Ingredients
- 1/2 kg mutton, cubed and washed
- 1 1/2 cups daliya or coarsely ground or cracked wheat, (available in grocery stores)
- 1-inch piece ginger
- 3 cloves garlic
- 2 to 3 green chillies (or as per taste)
- 1 tsp turmeric or haldi powder
- 1 tsp cumin or jeera seeds
- 1 tsp garam masala
- 1 medium-sized onion, cut into fine slices for baghar
- 1 tbsp chickpea flour or besan
- 1/4 cup oil
- Salt
- 1 small bunch of mint leaves
- Grind the garlic, ginger and chillies into paste. In a pressure cooker or heavy-bottomed pot, with a lid, add washed mutton, the ground masala, haldi, jeera, garam masala, 2 cups water and half of the oil.
- Pressure-cook or cook till meat is tender.
- Add 2 cups water, stir in the wheat daliya (cracked wheat) and cook till wheat is done, stirring all the time to prevent wheat from sticking to the bottom of the pot.
- In 1/4 cup of water, dissolve the besan completely; there should be no lumps. Pour the besan mixture into the meat and wheat. Bring to a boil.

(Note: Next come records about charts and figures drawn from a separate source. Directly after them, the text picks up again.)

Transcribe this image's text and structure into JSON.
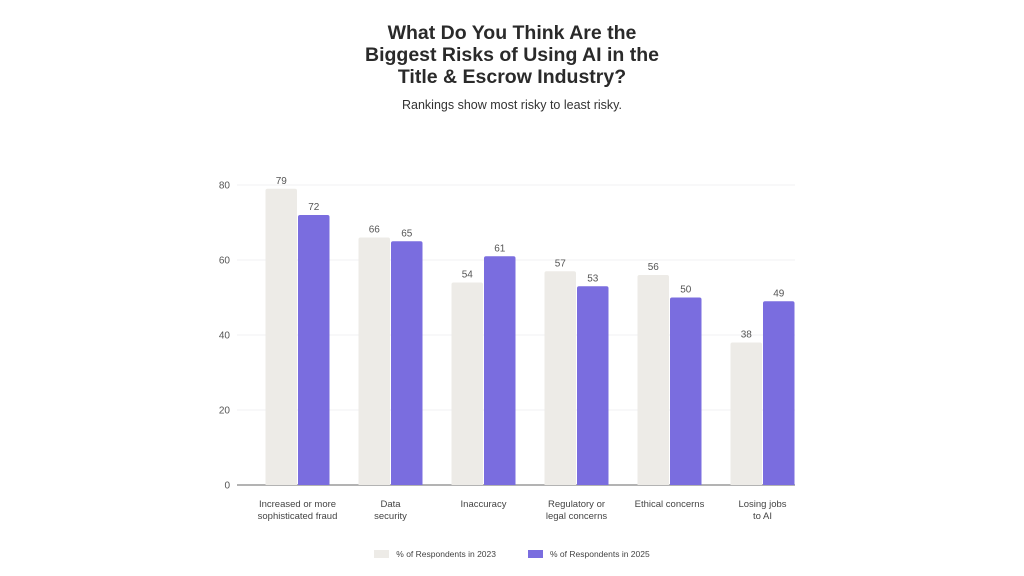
{
  "chart_data": {
    "type": "bar",
    "title": "What Do You Think Are the Biggest Risks of Using AI in the Title & Escrow Industry?",
    "title_lines": [
      "What Do You Think Are the",
      "Biggest Risks of Using AI in the",
      "Title & Escrow Industry?"
    ],
    "subtitle": "Rankings show most risky to least risky.",
    "xlabel": "",
    "ylabel": "",
    "ylim": [
      0,
      80
    ],
    "yticks": [
      0,
      20,
      40,
      60,
      80
    ],
    "grid": true,
    "legend_position": "bottom-center",
    "categories": [
      [
        "Increased or more",
        "sophisticated fraud"
      ],
      [
        "Data",
        "security"
      ],
      [
        "Inaccuracy"
      ],
      [
        "Regulatory or",
        "legal concerns"
      ],
      [
        "Ethical concerns"
      ],
      [
        "Losing jobs",
        "to AI"
      ]
    ],
    "series": [
      {
        "name": "% of Respondents in 2023",
        "color": "#edebe7",
        "values": [
          79,
          66,
          54,
          57,
          56,
          38
        ]
      },
      {
        "name": "% of Respondents in 2025",
        "color": "#7a6ddf",
        "values": [
          72,
          65,
          61,
          53,
          50,
          49
        ]
      }
    ]
  }
}
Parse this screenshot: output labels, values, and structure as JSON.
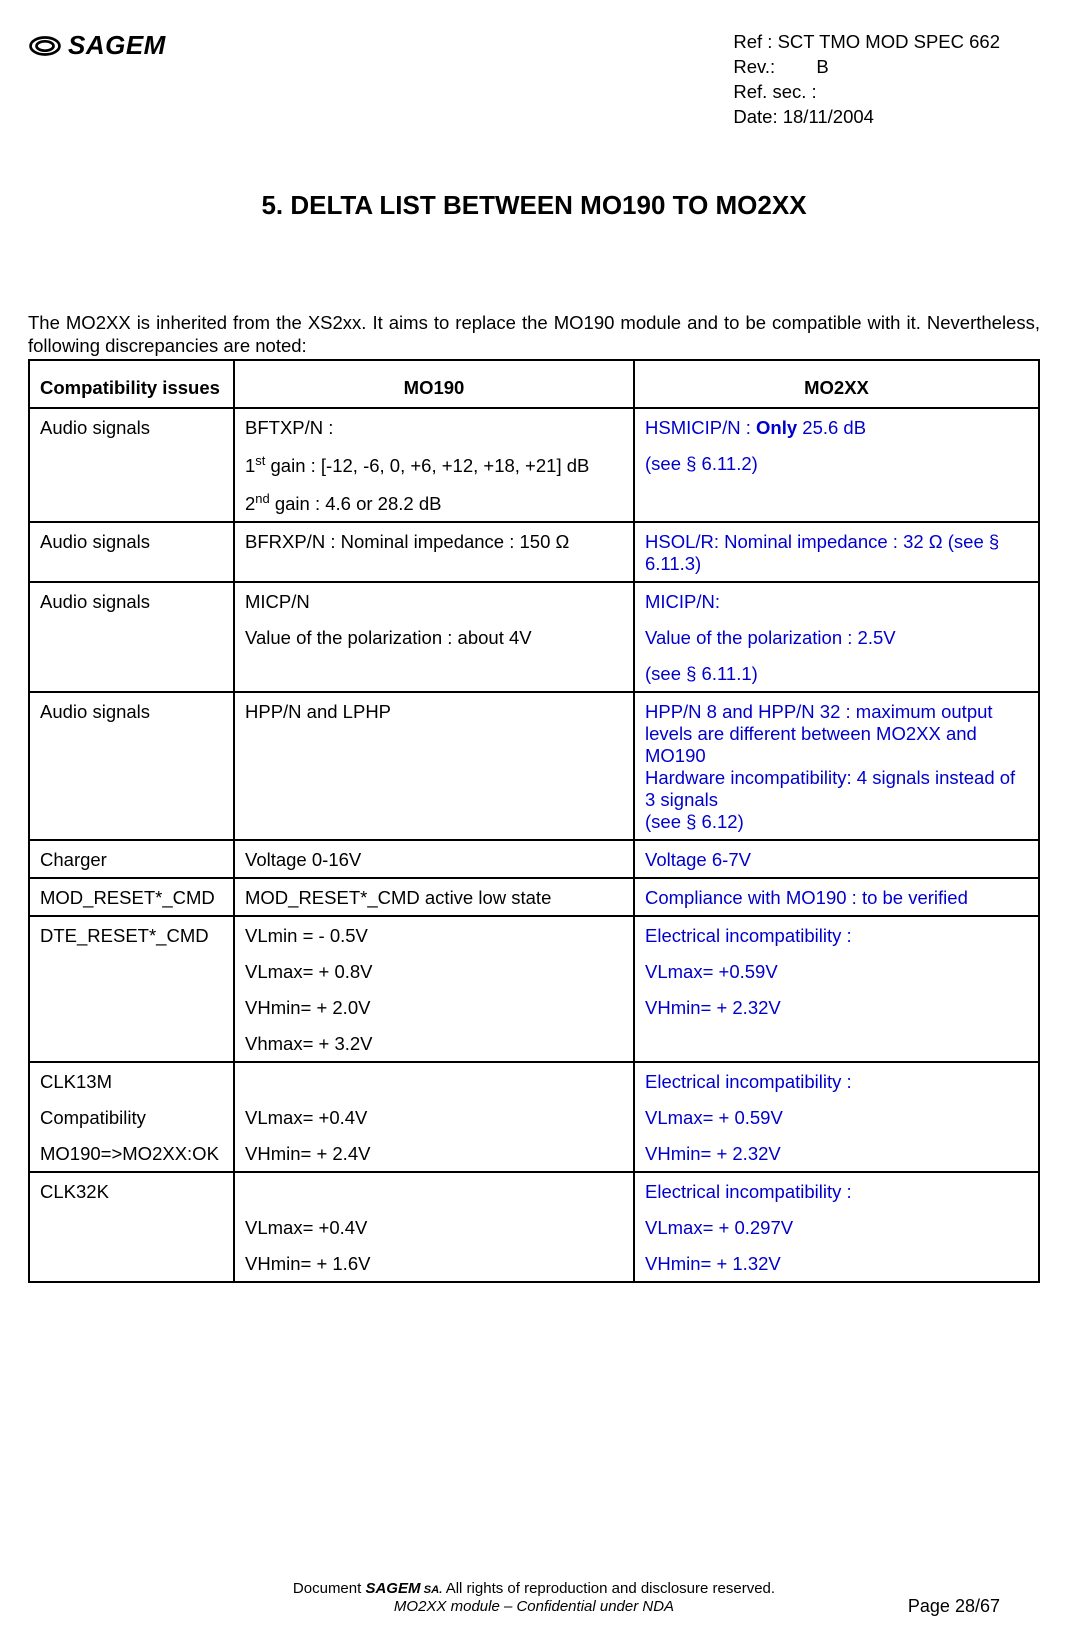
{
  "header": {
    "brand": "SAGEM",
    "ref_label": "Ref :",
    "ref_value": "SCT TMO MOD SPEC 662",
    "rev_label": "Rev.:",
    "rev_value": "B",
    "refsec_label": "Ref. sec. :",
    "refsec_value": "",
    "date_label": "Date:",
    "date_value": "18/11/2004"
  },
  "section_title": "5.  DELTA LIST BETWEEN MO190 TO MO2XX",
  "intro": "The MO2XX is inherited from the XS2xx. It aims to replace the MO190 module and to be compatible with it. Nevertheless, following discrepancies are noted:",
  "table": {
    "headers": {
      "issue": "Compatibility issues",
      "mo190": "MO190",
      "mo2xx": "MO2XX"
    },
    "rows": [
      {
        "issue": "Audio signals",
        "mo190_lines": [
          "BFTXP/N :",
          "1<sup>st</sup> gain : [-12, -6, 0, +6, +12, +18, +21] dB",
          "2<sup>nd</sup> gain : 4.6 or 28.2 dB"
        ],
        "mo2xx_lines": [
          "HSMICIP/N : <span class=\"bold\">Only</span> 25.6 dB",
          "(see § 6.11.2)"
        ],
        "mo2xx_blue": true
      },
      {
        "issue": "Audio signals",
        "mo190_lines": [
          "BFRXP/N : Nominal impedance : 150 Ω"
        ],
        "mo2xx_lines": [
          "HSOL/R: Nominal impedance : 32 Ω (see § 6.11.3)"
        ],
        "mo2xx_blue": true
      },
      {
        "issue": "Audio signals",
        "mo190_lines": [
          "MICP/N",
          "Value of the polarization : about 4V"
        ],
        "mo2xx_lines": [
          "MICIP/N:",
          "Value of the polarization : 2.5V",
          "(see § 6.11.1)"
        ],
        "mo2xx_blue": true
      },
      {
        "issue": "Audio signals",
        "mo190_lines": [
          "HPP/N and LPHP"
        ],
        "mo2xx_lines": [
          "HPP/N 8 and HPP/N 32 : maximum output levels are different between MO2XX and MO190<br>Hardware incompatibility: 4 signals instead of 3 signals<br>(see § 6.12)"
        ],
        "mo2xx_blue": true,
        "tight": true
      },
      {
        "issue": "Charger",
        "mo190_lines": [
          "Voltage 0-16V"
        ],
        "mo2xx_lines": [
          "Voltage 6-7V"
        ],
        "mo2xx_blue": true
      },
      {
        "issue": "MOD_RESET*_CMD",
        "mo190_lines": [
          "MOD_RESET*_CMD active low state"
        ],
        "mo2xx_lines": [
          "Compliance with MO190 : to be verified"
        ],
        "mo2xx_blue": true
      },
      {
        "issue": "DTE_RESET*_CMD",
        "mo190_lines": [
          "VLmin = - 0.5V",
          "VLmax= + 0.8V",
          "VHmin= + 2.0V",
          "Vhmax= + 3.2V"
        ],
        "mo2xx_lines": [
          "Electrical incompatibility :",
          "VLmax= +0.59V",
          "VHmin= + 2.32V"
        ],
        "mo2xx_blue": true
      },
      {
        "issue_lines": [
          "CLK13M",
          "Compatibility",
          "MO190=>MO2XX:OK"
        ],
        "mo190_lines": [
          "",
          "VLmax= +0.4V",
          "VHmin= + 2.4V"
        ],
        "mo2xx_lines": [
          "Electrical incompatibility :",
          "VLmax= + 0.59V",
          "VHmin= + 2.32V"
        ],
        "mo2xx_blue": true
      },
      {
        "issue": "CLK32K",
        "mo190_lines": [
          "",
          "VLmax= +0.4V",
          "VHmin= + 1.6V"
        ],
        "mo2xx_lines": [
          "Electrical incompatibility :",
          "VLmax= + 0.297V",
          "VHmin= + 1.32V"
        ],
        "mo2xx_blue": true
      }
    ]
  },
  "footer": {
    "line1_prefix": "Document ",
    "line1_brand": "SAGEM",
    "line1_sa": " SA.",
    "line1_suffix": "  All rights of reproduction and disclosure reserved.",
    "line2": "MO2XX module – Confidential under NDA",
    "page": "Page 28/67"
  },
  "colors": {
    "text": "#000000",
    "blue": "#0000cc",
    "background": "#ffffff",
    "border": "#000000"
  }
}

- Take the remaining oil in a pan and fry the sliced onion to a crisp brown, but take care not to burn it. Add 1/2 tsp jeera seeds. When they crackle, pour into the meat and wheat mixture. Keep covered for a while. Open and thoroughly mix, till all the oil is absorbed.
- Serve hot in a bowl, garnished with chopped mint leaves.